Car, malheureusement, la conquête n’est pas terminée, elle est sans cesse en mouvement. La soif insatiable d’espaces à conquérir est toujours d’actualité et ceux qui ont été dépossédés par le passé tentent aujourd’hui de récupérer une partie de leur territoire ancestral. C’est le cas des Zapatistes qui continuent leur lutte au Chiapas, ou les Mapuche au Chili et en Argentine, mais aussi des Indiens sans terre au Brésil ou encore les Amérindiens du Canada et des États-Unis pour qui les nombreuses actions en justice veillent à faire respecter les traités historiques.
Qu’il s’agisse de multinationales énergétiques toujours plus voraces ou d’exploitations agricoles, le résultat est le même : des populations entières voient leurs territoires volés ou contaminés. De plus, leur souveraineté alimentaire est menacée. Au Paraguay, les terres de communautés autochtones sont détruites à un rythme alarmant au profit de la production de viande bovine. Au Brésil, c’est le soja et les exploitations d’huile de palme qui font des ravages… Au Guatemala, assassinats, menaces de mort et intimidations diverses se multiplient à l’intention de militants luttant contre des exploitations minières diverses. En Colombie, l’ONIC (Organisation Nationale des autochtones de Colombie) a récemment lancé une campagne pour attirer l’attention sur le risque d'extinction d’une dizaine de communautés à travers le pays.

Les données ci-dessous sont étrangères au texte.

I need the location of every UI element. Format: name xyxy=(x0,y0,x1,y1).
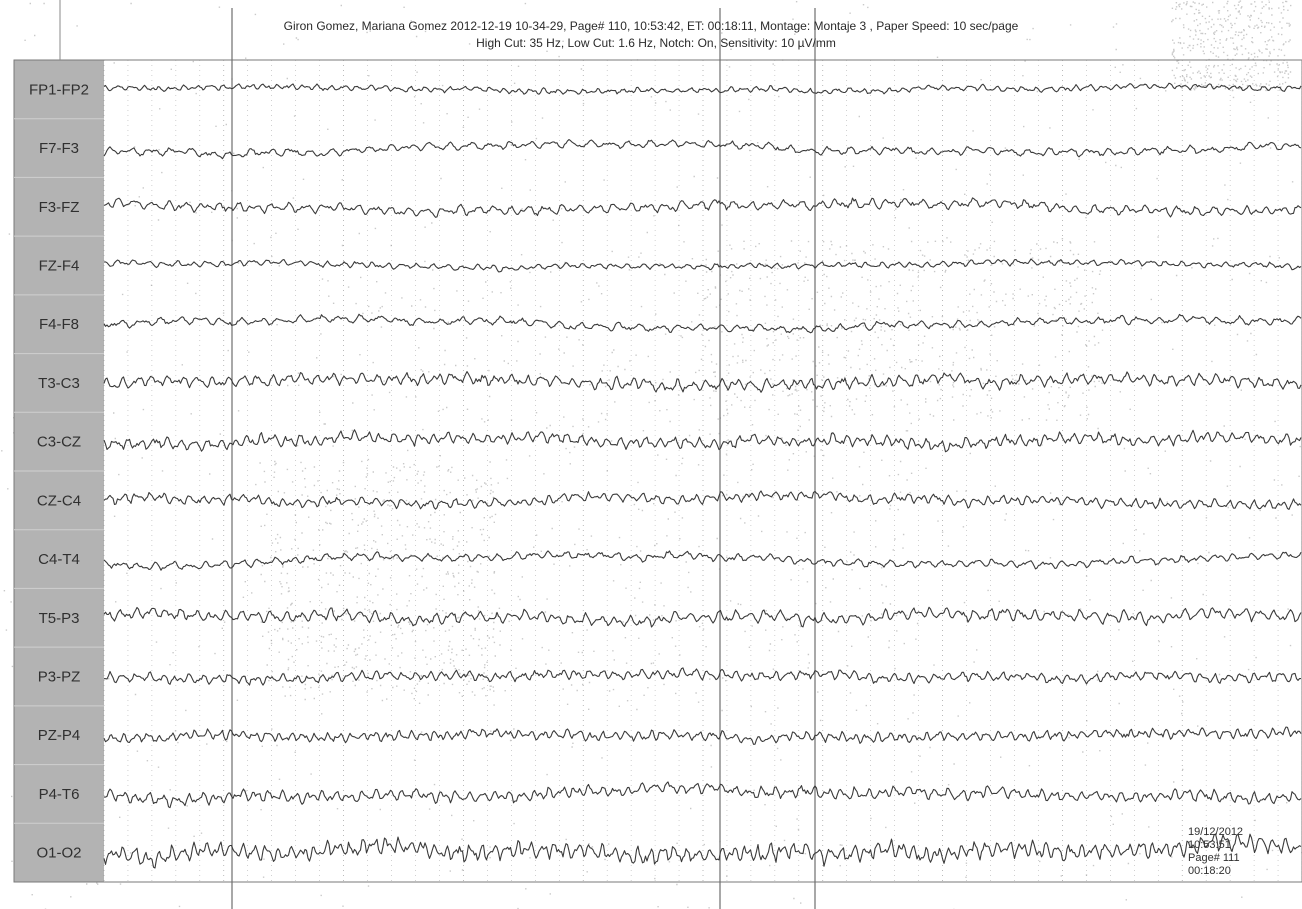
eeg-trace xyxy=(103,429,1302,453)
channel-label: F3-FZ xyxy=(39,199,80,216)
channel-label: CZ-C4 xyxy=(37,492,81,509)
time-grid xyxy=(59,0,1302,909)
channel-label: C3-CZ xyxy=(37,434,81,451)
eeg-trace xyxy=(103,82,1302,95)
eeg-trace xyxy=(103,550,1302,571)
channel-label: P3-PZ xyxy=(38,669,81,686)
eeg-trace xyxy=(103,726,1302,745)
header-line-2: High Cut: 35 Hz, Low Cut: 1.6 Hz, Notch:… xyxy=(476,36,836,50)
eeg-trace xyxy=(103,606,1302,628)
recording-header: Giron Gomez, Mariana Gomez 2012-12-19 10… xyxy=(0,18,1302,52)
channel-label: F4-F8 xyxy=(39,316,79,333)
chart-frame xyxy=(13,59,1302,883)
channel-label: FZ-F4 xyxy=(39,258,80,275)
eeg-trace xyxy=(104,781,1302,809)
eeg-trace xyxy=(103,258,1302,273)
eeg-trace xyxy=(103,313,1302,334)
stamp-page: Page# 111 xyxy=(1188,852,1240,864)
eeg-traces xyxy=(103,82,1302,869)
channel-label: FP1-FP2 xyxy=(29,81,89,98)
channel-label: O1-O2 xyxy=(36,845,81,862)
eeg-trace xyxy=(103,139,1302,160)
eeg-trace xyxy=(103,371,1302,393)
stamp-elapsed: 00:18:20 xyxy=(1188,865,1231,877)
channel-label: PZ-P4 xyxy=(38,727,81,744)
channel-label: C4-T4 xyxy=(38,551,80,568)
channel-label: P4-T6 xyxy=(39,786,80,803)
page-stamp: 19/12/2012 10:53:51 Page# 111 00:18:20 xyxy=(1188,826,1268,878)
eeg-trace xyxy=(103,490,1302,510)
stamp-time: 10:53:51 xyxy=(1188,839,1231,851)
channel-label: T3-C3 xyxy=(38,375,80,392)
channel-label: F7-F3 xyxy=(39,140,79,157)
stamp-date: 19/12/2012 xyxy=(1188,826,1244,838)
channel-label: T5-P3 xyxy=(39,610,80,627)
header-line-1: Giron Gomez, Mariana Gomez 2012-12-19 10… xyxy=(283,19,1019,33)
channel-labels: FP1-FP2 F7-F3 F3-FZ FZ-F4 F4-F8 T3-C3 C3-CZ CZ-… xyxy=(14,81,104,862)
eeg-trace xyxy=(104,667,1301,686)
eeg-trace xyxy=(103,197,1302,218)
eeg-trace xyxy=(103,833,1302,869)
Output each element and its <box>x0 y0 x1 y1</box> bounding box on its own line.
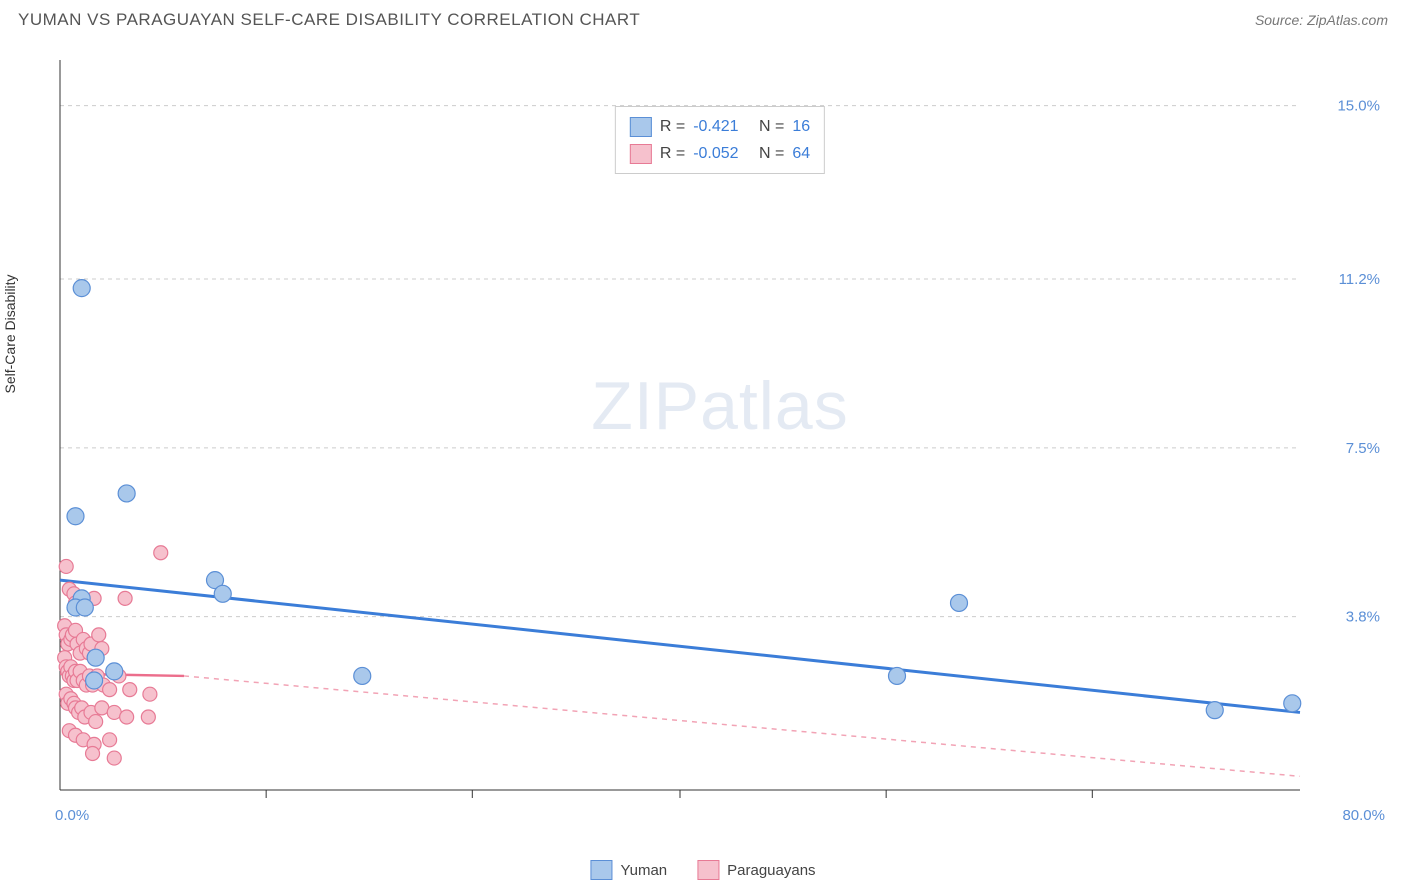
svg-text:11.2%: 11.2% <box>1339 271 1380 288</box>
source-credit: Source: ZipAtlas.com <box>1255 12 1388 28</box>
series-legend: Yuman Paraguayans <box>590 860 815 880</box>
svg-text:3.8%: 3.8% <box>1346 609 1380 626</box>
svg-text:0.0%: 0.0% <box>55 807 89 824</box>
chart-header: YUMAN VS PARAGUAYAN SELF-CARE DISABILITY… <box>18 10 1388 30</box>
svg-text:80.0%: 80.0% <box>1342 807 1385 824</box>
y-axis-label: Self-Care Disability <box>2 274 18 393</box>
legend-row-paraguayans: R = -0.052 N = 64 <box>630 140 810 167</box>
legend-row-yuman: R = -0.421 N = 16 <box>630 113 810 140</box>
svg-text:15.0%: 15.0% <box>1337 98 1380 115</box>
svg-text:7.5%: 7.5% <box>1346 440 1380 457</box>
legend-item-yuman: Yuman <box>590 860 667 880</box>
swatch-pink-icon <box>697 860 719 880</box>
plot-area: Self-Care Disability ZIPatlas 3.8%7.5%11… <box>50 50 1390 840</box>
swatch-blue-icon <box>590 860 612 880</box>
chart-title: YUMAN VS PARAGUAYAN SELF-CARE DISABILITY… <box>18 10 640 30</box>
swatch-blue-icon <box>630 117 652 137</box>
correlation-legend: R = -0.421 N = 16 R = -0.052 N = 64 <box>615 106 825 174</box>
swatch-pink-icon <box>630 144 652 164</box>
legend-item-paraguayans: Paraguayans <box>697 860 815 880</box>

En octobre 2012, au Canada, un projet du gouvernement prévoyait de modifier tout un éventail de lois et de règlements sans consultation préalable des autochtones, afin de favoriser la construction de pipelines destinés à transporter le pétrole brut des sables bitumineux d'Alberta. Une mobilisation de très grande ampleur, appelée Idle no More, s'est mise en place spontanément, gagnant très rapidement une dimension internationale. Si le but initial d'Idle no More n'a pas été atteint, il aura su générer une cohésion sans précédent entre autochtones et non-autochtones et aura eu pour effet d’informer un grand nombre de personnes sur les revendications particulières des Premières Nations.
Et c’est peut-être la force de cette dernière décennie : la réussite des mobilisations autochtones de grande ampleur. Ainsi, en octobre 2008, la Colombie a vécu la mobilisation indienne la plus importante et la plus généralisée de ces dernières années avec la Minga, sommet itinérant de résistance. Au Brésil, le Forum social mondial de Belém de 2009 a vu plus de 2 000 Amérindiens affluer pour dénoncer les graves discriminations dont ils sont victimes. Ces grandes mobilisations montrent que quoiqu’il arrive, le combat continue !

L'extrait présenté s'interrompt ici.